La casa de las magnolias

Nuria Quintana

Fragmento

Capítulo 1

CAPÍTULO 1

Marzo de 1992

Como si de pronto hubiese recordado que tiene una cita en el extremo opuesto del mundo y llegase tarde, el sol acelera su caída en los últimos instantes del día. Se esconde entre los altos cipreses creando alrededor de ellos un halo dorado y extendiendo sus sombras sobre el césped, inundado de destellos anaranjados, y luego vuelve a asomarse durante unos segundos obligándome a parpadear varias veces para acostumbrarme a su intensa luz. Finalmente, sin mirar atrás, desaparece.
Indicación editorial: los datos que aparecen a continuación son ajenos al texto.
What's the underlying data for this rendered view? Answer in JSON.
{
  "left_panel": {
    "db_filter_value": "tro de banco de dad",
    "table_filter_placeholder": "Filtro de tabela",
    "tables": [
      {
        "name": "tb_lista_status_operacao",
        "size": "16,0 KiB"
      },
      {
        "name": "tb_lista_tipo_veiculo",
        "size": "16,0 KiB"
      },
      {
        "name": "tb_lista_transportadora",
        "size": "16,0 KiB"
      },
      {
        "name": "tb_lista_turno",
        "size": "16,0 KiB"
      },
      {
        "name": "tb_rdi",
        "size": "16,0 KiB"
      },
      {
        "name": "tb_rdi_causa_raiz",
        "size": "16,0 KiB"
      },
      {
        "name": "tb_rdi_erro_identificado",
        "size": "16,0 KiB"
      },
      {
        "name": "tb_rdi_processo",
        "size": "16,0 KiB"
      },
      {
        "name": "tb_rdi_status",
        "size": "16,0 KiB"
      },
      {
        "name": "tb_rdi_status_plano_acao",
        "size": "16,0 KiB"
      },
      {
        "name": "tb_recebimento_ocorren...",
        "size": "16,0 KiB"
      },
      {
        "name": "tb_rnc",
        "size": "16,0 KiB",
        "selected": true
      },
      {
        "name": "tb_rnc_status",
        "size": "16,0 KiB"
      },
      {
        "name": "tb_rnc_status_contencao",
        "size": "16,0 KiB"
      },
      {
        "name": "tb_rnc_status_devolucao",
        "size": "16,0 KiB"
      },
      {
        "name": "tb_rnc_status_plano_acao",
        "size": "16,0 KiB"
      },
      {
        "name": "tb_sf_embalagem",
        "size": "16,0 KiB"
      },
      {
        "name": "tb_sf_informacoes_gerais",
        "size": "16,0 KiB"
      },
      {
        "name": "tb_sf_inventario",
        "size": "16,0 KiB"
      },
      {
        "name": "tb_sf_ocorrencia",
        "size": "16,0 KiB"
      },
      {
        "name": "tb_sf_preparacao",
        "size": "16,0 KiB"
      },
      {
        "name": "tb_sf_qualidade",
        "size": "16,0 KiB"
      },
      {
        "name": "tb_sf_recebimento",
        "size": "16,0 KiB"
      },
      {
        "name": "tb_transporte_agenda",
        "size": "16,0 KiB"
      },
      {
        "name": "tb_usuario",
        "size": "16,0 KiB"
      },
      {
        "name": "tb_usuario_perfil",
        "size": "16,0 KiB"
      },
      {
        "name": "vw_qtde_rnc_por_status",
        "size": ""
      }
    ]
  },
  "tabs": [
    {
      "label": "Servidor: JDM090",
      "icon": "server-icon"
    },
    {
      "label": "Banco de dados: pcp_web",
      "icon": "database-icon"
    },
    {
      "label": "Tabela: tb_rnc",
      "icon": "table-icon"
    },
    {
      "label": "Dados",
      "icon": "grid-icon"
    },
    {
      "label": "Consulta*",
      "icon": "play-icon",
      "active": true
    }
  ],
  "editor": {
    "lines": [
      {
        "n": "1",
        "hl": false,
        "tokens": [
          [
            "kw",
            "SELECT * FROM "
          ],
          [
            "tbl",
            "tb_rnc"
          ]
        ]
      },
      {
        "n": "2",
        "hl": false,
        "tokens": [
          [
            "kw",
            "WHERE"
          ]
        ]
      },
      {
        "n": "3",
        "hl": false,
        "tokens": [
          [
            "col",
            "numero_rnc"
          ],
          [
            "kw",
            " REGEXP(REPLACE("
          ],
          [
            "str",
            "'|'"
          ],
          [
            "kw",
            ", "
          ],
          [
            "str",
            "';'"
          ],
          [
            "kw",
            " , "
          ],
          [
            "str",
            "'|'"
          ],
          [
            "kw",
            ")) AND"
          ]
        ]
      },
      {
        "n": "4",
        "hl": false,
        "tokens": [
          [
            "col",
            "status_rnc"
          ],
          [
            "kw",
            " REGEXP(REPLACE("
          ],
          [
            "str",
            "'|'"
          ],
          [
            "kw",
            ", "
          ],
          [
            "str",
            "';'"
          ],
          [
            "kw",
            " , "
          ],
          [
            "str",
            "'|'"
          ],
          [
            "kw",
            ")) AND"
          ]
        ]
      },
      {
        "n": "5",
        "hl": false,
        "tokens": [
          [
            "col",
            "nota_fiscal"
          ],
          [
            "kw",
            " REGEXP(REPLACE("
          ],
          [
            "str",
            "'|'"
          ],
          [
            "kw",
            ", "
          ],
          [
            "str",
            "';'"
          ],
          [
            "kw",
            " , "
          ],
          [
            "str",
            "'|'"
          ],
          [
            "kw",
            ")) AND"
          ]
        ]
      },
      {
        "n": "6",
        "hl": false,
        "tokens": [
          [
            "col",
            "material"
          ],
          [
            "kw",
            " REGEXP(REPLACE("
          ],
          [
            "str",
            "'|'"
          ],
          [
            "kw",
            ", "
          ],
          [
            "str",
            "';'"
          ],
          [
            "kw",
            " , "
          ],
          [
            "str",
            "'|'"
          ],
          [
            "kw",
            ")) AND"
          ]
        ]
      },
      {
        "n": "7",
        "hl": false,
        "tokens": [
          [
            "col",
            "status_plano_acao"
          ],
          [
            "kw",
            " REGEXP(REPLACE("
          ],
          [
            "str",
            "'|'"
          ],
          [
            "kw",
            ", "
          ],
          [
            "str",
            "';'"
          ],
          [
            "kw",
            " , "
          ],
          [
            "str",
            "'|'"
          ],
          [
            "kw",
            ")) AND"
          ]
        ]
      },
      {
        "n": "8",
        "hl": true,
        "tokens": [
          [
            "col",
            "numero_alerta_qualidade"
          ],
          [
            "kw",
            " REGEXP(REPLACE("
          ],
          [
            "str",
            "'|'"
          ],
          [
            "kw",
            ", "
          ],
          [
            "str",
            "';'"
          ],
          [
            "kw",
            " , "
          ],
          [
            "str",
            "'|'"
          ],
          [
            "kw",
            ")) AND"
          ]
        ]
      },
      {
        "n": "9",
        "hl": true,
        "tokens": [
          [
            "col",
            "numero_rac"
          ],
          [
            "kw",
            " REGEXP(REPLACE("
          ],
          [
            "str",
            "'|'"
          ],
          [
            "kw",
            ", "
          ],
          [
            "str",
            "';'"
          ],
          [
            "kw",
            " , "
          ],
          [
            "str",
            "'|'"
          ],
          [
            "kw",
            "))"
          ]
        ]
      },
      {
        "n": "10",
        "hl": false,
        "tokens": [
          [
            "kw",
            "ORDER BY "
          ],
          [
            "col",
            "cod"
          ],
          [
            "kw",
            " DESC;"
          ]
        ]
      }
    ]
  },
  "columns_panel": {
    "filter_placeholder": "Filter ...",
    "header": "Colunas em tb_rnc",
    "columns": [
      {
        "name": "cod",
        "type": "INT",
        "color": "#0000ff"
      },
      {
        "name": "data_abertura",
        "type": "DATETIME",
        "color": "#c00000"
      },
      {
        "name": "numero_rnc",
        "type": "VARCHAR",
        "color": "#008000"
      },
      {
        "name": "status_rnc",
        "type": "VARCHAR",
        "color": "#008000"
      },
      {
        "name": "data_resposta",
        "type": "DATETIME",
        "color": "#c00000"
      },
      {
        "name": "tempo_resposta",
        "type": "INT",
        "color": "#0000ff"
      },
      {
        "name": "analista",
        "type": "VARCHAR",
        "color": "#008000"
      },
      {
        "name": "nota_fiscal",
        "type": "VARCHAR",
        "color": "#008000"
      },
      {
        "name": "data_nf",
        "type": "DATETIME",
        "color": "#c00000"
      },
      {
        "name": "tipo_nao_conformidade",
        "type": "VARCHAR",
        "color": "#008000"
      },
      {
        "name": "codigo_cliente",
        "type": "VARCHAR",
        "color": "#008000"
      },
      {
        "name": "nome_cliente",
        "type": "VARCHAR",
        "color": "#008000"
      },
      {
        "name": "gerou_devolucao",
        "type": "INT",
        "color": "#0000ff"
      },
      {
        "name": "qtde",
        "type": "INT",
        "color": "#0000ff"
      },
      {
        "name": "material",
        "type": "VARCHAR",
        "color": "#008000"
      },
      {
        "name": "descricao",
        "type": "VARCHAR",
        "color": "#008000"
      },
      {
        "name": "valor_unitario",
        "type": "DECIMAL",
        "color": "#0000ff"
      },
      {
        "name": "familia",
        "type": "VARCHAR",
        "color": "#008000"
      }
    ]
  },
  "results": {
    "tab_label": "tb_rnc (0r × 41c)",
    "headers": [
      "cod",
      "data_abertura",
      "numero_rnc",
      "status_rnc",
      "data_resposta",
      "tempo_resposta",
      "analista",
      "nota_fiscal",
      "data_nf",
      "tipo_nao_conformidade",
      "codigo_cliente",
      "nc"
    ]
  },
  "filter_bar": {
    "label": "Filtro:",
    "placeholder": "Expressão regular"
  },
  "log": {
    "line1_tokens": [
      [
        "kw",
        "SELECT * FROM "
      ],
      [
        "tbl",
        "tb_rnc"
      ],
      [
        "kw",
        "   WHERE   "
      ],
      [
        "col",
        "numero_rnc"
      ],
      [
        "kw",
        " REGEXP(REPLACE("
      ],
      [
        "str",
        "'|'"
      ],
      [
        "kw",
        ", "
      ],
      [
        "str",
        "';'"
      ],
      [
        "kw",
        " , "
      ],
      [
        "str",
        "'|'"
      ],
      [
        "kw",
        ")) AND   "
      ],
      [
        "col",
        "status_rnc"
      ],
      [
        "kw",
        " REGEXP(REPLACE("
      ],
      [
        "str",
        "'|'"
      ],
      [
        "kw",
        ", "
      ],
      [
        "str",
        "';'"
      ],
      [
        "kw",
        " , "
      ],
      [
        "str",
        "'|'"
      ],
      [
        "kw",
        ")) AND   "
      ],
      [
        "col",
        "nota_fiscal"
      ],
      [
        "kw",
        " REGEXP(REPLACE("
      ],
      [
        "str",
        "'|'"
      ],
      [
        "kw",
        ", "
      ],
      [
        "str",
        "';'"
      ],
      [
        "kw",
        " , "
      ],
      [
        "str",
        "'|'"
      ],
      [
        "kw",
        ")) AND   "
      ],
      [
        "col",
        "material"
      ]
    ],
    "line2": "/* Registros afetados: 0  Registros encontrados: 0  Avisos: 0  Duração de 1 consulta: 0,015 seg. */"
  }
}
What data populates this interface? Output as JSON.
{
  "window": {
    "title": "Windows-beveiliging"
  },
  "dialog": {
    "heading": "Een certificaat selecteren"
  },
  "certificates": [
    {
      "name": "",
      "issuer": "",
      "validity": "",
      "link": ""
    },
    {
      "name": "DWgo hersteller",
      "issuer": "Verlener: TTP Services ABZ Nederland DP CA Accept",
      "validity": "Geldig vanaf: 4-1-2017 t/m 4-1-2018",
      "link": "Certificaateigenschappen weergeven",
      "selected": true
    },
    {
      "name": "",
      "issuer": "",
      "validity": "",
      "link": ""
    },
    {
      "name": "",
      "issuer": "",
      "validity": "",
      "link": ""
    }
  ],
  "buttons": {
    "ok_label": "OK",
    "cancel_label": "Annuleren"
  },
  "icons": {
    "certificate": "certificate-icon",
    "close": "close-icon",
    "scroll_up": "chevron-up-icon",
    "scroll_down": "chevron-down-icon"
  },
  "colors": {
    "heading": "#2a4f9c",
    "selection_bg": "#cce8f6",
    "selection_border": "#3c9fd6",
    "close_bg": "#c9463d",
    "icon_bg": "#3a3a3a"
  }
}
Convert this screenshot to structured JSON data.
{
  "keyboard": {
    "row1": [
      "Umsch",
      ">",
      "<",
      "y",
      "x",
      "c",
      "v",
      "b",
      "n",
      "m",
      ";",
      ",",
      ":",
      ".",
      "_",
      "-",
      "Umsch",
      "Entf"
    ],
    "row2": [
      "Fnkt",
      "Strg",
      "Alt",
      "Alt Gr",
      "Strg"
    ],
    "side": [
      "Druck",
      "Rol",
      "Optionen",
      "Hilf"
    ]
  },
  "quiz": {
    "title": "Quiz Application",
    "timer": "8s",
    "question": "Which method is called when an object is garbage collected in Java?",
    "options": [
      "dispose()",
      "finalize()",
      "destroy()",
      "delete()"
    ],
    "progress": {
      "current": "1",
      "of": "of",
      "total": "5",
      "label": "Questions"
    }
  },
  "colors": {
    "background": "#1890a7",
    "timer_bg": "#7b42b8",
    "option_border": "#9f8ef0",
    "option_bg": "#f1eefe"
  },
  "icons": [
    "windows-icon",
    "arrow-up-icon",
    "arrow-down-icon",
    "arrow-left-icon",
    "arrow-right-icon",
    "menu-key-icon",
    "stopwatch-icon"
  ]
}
Me parece casi insultante que el día de hoy haya sido tan espléndido. «El dolor duele más cuando la vida continúa sin esperarte», solía decir mi profesor de Literatura en el instituto. Estas palabras han regresado a mi mente, como si hubiesen estado todos estos años esperando a que lo viviese en mi propia piel para que comprendiese su verdadero significado. Han vuelto a buscarme y me han recordado cuánta razón tenía. Supongo que una parte de mí, por muy irracional que parezca, daba por sentado que hoy la vida se detendría para acompañarme en el dolor y esperaría pacientemente a que estuviese lista para poder continuar. Una especie de tiempo muerto, una pausa para poder recapacitar, asumir y recomponerme. Pero, por supuesto, no ha sido así. La vida ha seguido como si fuese un día cualquiera, bajo un cielo extrañamente despejado y templado por un sol que parecía estar retándome.

No puedo evitar sentir que la normalidad ahora se ha convertido en una compañera extraña para mí, que la vida ya nunca será la misma. Recuerdo las palabras de Carmen esta mañana, con sus pequeños ojos enrojecidos que emanaban una profunda y sincera tristeza: «Isabel, cariño, retoma cuanto antes tu rutina. Hazme caso, te vendrá bien».

Observo a través del ventanal cómo el cielo va abandonando el azul, sonrojándose poco a poco como si acabaran de lanzarle un cumplido. Un artista invisible despliega su pincel y comienza a dar color frenéticamente a las pocas nubes que hay, como si fuesen lienzos en blanco. Utiliza colores vivos, luminosos: tonos malvas, rosáceos, dorados. Consigue crear en cuestión de pocos minutos un atardecer hipnotizante, con bellos matices momentáneos que obligan al observador a poner en la obra toda su atención. Finalmente, todo vuelve al azul. El artista recoge su pincel, apaga la luz de su estudio y la imponente quietud que inunda el terreno al otro lado del cristal empieza a disolverse en la oscuridad.

Me limpio las lágrimas y miro mi reloj, que marca las seis y media de la tarde. Estoy exhausta. El día ha transcurrido impregnado por una extraña atmósfera, mezcla de agradecimiento y cariño por todas las personas que se han acercado para arroparme; mezcla de tristeza y agotamiento por tener que explicar una y otra vez cómo ha ocurrido todo y contestar pacientemente todas las preguntas que, espero, me hayan hecho desde la preocupación y no desde la curiosidad propia de los pueblos. La verdad es que nunca me he sentido cómoda en estos sitios, necesitaba salir al pasillo para coger aire.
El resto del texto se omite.